Para atingirmos a salvação e a união com Deus, havemos de agir sem motivos
egoístas, sem tomar em consideração o nosso próprio Eu Pessoal, entregando-nos
à Vontade Divina como um instrumento na mão de Deus, e assim, cumprindo o nosso
dever por ser dever, sem pedir recompensas. "Falou Arjuna,
o príncipe Pândava, a Krishna,
o Senhor Bem Aventurado, dizendo: Óh! Conferidor do
Saber! Disseste-me que o conhecimento é até mais importante do que a ação; se
assim é, por que me incitas à ação? Por que queres que eu entre nesta horrível
batalha com meus parentes e amigos? Interessante o texto bíblico de Êxodo
32:26-28, pois lembra figuradamente esse conflito interior que Arjuna enfrentava. Veja o que é dito nele: “Pôs-se em pé
Moisés na porta do arraial e disse: Quem é do Senhor, venha a mim. Então se
ajuntaram a ele todos os filhos de Levi. E disse-lhes: Assim diz o Senhor Deus
de Israel: Cada um ponha a sua espada sobre a sua coxa; e passai e tornai pelo
arraial de porta em porta, e mate cada um a seu irmão, e cada um a seu amigo, e
cada um a seu vizinho. E os filhos de Levi fizeram conforme à palavra de
Moisés; e caíram do povo aquele dia uns três mil homens”. Tuas ambíguas
palavras me trazem dúvidas e me confundem o entendimento. Fala-me, peço-te, em
frases claras e certas, qual é o caminho que me conduzirá a Paz e à Satisfação?
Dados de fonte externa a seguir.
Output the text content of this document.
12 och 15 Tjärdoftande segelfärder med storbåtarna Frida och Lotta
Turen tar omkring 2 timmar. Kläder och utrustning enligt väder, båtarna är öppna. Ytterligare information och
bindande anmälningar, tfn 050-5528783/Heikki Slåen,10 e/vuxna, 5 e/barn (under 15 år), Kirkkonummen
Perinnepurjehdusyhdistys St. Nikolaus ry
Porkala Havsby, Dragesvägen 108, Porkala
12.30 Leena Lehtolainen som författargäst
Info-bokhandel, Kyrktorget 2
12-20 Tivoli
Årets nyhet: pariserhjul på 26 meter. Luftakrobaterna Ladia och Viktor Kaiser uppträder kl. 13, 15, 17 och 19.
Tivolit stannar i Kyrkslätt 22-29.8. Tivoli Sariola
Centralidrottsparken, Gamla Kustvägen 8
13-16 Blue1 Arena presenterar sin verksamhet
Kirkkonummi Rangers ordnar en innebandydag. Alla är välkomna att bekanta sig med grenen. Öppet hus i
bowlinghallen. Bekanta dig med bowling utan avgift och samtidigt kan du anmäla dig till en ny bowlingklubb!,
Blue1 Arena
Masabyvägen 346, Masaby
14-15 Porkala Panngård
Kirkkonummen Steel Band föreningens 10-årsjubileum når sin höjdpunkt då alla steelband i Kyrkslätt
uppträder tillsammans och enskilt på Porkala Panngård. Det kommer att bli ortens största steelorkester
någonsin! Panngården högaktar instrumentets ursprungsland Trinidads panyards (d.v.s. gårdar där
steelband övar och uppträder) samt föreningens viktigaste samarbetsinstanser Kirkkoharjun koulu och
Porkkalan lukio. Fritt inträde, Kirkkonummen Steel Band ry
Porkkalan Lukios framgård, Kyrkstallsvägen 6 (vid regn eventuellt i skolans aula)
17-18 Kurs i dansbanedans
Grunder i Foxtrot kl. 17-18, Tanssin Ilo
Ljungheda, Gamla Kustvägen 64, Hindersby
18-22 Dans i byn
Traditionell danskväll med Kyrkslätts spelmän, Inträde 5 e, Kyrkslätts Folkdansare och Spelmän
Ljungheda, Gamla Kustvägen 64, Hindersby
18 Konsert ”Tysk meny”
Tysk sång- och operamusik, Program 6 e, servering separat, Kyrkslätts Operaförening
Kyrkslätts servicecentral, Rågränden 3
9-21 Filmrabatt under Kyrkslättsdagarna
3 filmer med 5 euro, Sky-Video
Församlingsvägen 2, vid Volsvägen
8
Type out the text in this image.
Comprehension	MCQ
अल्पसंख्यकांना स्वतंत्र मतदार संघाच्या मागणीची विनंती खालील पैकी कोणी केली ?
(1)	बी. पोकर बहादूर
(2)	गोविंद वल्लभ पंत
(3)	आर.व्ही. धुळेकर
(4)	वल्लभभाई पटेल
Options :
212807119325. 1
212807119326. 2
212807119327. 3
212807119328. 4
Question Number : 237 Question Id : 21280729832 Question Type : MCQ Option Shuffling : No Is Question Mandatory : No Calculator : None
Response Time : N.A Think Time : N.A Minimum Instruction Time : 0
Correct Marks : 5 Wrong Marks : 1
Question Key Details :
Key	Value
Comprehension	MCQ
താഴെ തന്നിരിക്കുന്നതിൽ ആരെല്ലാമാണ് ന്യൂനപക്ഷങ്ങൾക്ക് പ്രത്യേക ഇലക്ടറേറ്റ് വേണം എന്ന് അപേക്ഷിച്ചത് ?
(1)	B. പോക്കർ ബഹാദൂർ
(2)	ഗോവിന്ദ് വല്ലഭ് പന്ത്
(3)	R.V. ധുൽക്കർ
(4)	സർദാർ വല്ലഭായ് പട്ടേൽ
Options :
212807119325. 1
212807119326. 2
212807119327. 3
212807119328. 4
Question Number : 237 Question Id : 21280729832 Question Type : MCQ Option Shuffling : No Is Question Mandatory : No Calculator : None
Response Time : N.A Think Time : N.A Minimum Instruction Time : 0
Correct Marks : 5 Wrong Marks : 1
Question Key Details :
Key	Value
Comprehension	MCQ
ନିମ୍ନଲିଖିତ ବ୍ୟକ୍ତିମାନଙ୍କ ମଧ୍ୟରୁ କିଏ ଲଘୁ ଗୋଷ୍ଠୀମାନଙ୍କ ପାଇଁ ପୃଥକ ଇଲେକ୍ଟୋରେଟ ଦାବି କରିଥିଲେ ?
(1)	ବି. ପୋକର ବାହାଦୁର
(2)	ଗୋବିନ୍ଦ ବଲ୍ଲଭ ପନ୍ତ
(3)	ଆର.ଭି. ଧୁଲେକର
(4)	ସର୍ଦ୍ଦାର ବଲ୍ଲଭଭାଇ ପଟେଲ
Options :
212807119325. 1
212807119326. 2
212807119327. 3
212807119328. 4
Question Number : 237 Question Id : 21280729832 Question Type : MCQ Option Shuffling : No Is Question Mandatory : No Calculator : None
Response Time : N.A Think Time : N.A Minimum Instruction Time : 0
Respondeu Krishna, o Divino: Como já te disse, Oh!
nobre príncipe, há dois caminhos que vão à Perfeição. O primeiro é o caminho do
Conhecimento (1), e o segundo o da ação (2). Uns preferem o primeiro, e outros,
o segundo desses dois caminhos; sabe, porém, que considerados do alto, ambos
são um só caminho. Escuta! (1). Sankhya. (2). Yoga.
Engana-se quem pensa que, esquivando-se das ações e persistindo na inatividade,
escapa dos resultados da ação. Quem nada começa, não pode entrar no estado da
Paz Eterna; a inatividade não conduz à Perfeição. E, na realidade, nem há
coisas que se possam designar pela palavra inatividade; pois tudo, no Universo,
está em atividade constante, e nada pode subtrair-se à lei geral. Ninguém pode
ficar inativo nem um instante; pois as leis de sua natureza o impelem
constantemente a fazer alguma coisa, queira ele ou não; o seu corpo ou a sua
mente, ou ambos, sempre estão ocupados. Se alguém se assenta para reter e
dominar os seus sentidos e os órgãos de atividade, mas, em sua mente, está
apegado aos objetos dos sentidos, ilude-se e merece o nome de hipócrita. Porém,
é digno de ser chamado sábio e nobre aquele que sujeitou os seus sentidos a
Deus, pelo amor ardente ao Altíssimo, e expressa o seu reto pensar em reta
ação; ele cumpre o seu dever, sem esperar recompensas e, ocupando-se de objetos
dos sentidos, não se deixa dominar por eles. Realiza o bem que te compete fazer
no mundo; cumpre bem as tuas tarefas; ocupa-te da obra que encontras, para
fazê-la o melhor possível; assim será muito bom para ti. Atividade é melhor do
que ociosidade. A atividade fortalece a mente e o corpo, e conduz a uma vida
longa e normal; a ociosidade enfraquece tanto o corpo como a mente, e conduz a
uma vida impotente e anormal, de duração incerta. Os homens estão aferrados a
este mundo, porque agem com o fim de obter recompensa e ganho; estão apegados
aos objetos de seus desejos, e, por isso, cansam-se na escravidão dos sentidos.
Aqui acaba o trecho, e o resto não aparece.